Oceana to Test Fish For Mercury at Alabama Deep Sea Fishing Rodeo
Press Release Date: October 2, 2009
Anna Baxter | email: email@example.com
WHAT: Oceana, the international ocean conservation organization and a sponsor of the 2005 Alabama Deep Sea Fishing Rodeo, will:
* work with recreational fishermen at the Rodeo to collect samples of an extensive number of fish species and test them for mercury contamination, and
* provide information about mercury contamination in fish to anglers and the public.
WHY: Because of their high fish consumption, recreational anglers and their families are among the hardest hit by mercury contamination in fish, according to the federal government. In 2003, 45 of 50 U.S. states issued mercury advisories for recreationally caught fish. However, little information on mercury levels in recreationally caught Gulf fish is available to inform the angler.
Oceana’s testing project will help to inform recreational anglers of potential health problems. Oceana will also compile and distribute additional information to empower anglers to protect their families from mercury contamination.
The Alabama Deep Sea Fishing Rodeo is the largest and oldest saltwater fishing rodeo in the country and participants land more types of fish (more than 30 species) than at any other saltwater tournament in the country. This will allow Oceana scientists to study a large variety of fish.
Oceana is working to reduce the amount of mercury inputs to our environment by calling on the nine remaining chlorine manufacturing plants still using mercury-cell technology to convert to modern, mercury-free production methods. Seven of the nine plants are within the Mississippi River drainage area, which empties into the Gulf of Mexico.

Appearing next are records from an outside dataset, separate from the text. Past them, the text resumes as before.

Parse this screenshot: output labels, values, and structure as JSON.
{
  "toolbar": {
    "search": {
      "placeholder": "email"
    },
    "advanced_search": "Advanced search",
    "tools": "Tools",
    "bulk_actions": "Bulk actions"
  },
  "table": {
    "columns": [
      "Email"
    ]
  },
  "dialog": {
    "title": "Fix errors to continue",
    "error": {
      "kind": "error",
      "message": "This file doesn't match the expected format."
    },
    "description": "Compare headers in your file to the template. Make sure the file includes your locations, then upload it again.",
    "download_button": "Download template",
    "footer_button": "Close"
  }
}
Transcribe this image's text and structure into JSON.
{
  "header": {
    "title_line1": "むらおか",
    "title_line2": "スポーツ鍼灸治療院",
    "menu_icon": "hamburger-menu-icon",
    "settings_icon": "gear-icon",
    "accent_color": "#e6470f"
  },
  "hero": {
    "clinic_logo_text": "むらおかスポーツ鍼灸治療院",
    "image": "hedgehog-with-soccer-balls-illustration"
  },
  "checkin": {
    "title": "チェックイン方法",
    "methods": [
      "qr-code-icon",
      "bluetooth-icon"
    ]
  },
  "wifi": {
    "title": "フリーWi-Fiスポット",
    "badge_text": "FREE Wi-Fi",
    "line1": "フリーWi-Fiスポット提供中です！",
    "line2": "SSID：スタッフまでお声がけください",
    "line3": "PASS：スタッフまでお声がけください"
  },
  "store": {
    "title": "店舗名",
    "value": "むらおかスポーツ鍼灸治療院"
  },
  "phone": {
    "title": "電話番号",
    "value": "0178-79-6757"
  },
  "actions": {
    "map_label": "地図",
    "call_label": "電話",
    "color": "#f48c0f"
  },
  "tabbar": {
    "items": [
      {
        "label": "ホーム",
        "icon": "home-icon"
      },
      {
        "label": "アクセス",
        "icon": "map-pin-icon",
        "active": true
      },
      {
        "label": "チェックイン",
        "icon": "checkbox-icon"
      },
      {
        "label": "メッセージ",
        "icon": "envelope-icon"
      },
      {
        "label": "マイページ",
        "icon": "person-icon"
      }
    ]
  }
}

WHEN: 10 a.m. to 7 p.m. July 15 and 16, and 10 a.m. to 5 p.m. July 17, 2005.
WHERE: The Alabama Deep Sea Fishing Rodeo site on Dauphin Island, Alabama. Oceana’s science team will be located at the weigh-in station of the Rodeo site.
WHO: Jackie Savitz, director of Oceana’s Seafood Contamination Campaign. Dr. Kim Warner, Oceana marine scientist and mercury researcher, will be testing the fish.